Encouragement From Behind the Wheel of Grandpa's Car

In 2011, I hit the 10-year anniversary of getting my driver's license. I took the test in a difficult city (San Bernardino) at a difficult time of day (rush hour) in a difficult car (a mini van).

But I passed.

Soon after I received my license, my grandparents came down from Utah to visit my California family. They had just bought a brand-new car, a Oldsmobile Alero and I was sure that I had never seen anything so sporty in real life. I am obviously not a car aficionado.

My grandpa tossed me the keys soon after his arrival. "Want to drive it?" he offered.

And soon, he and I were buckling our seat belts inside the silver compact car. I simply drove around the block and enjoyed the benefits of driving a car with under a thousand miles on it—good suspension, excellent brakes, and especially the air freshener my grandma had chosen. We pulled in front of my house, and I thanked my grandpa for the great opportunity.

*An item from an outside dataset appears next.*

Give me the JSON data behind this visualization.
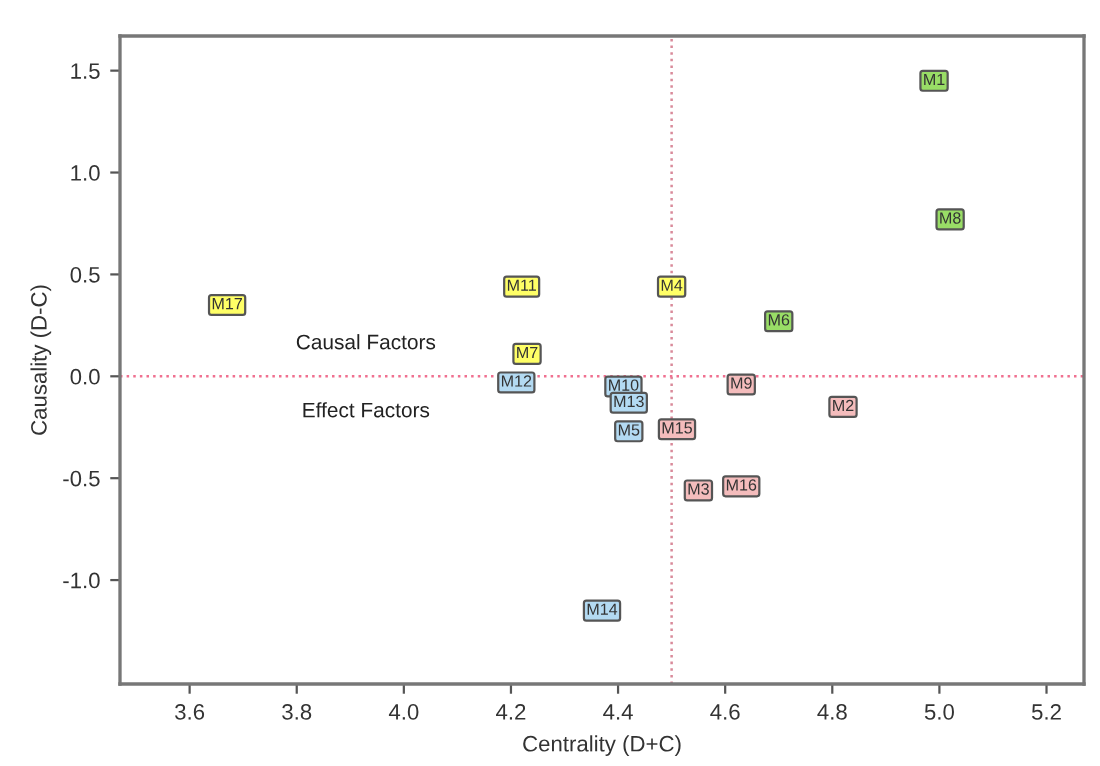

He climbed out of the car and said, "I was proud of you when you were pulling out—you did a great job trusting that you had put the car in the right direction, while making sure that everything behind you was working in your favor."

My grandpa was my emotional kindred spirit; I remember so many times before he passed away in 2003 that I thought, "No one understands how I feel, except Grandpa Chatfield." Any kind of compliment from him meant the world to me, but for some reason, that driving compliment has stuck with me.

Presently, I feel like my "car," a.k.a. my life, is not pointing in the right direction. I struggle because I am not the only driver; Caleb influences all of my choices, as do my children. The things that I felt worked in my favor previously all feel impossibly far away and unattainable now.

I wish Grandpa were here now to tell me that he is proud of me anyway.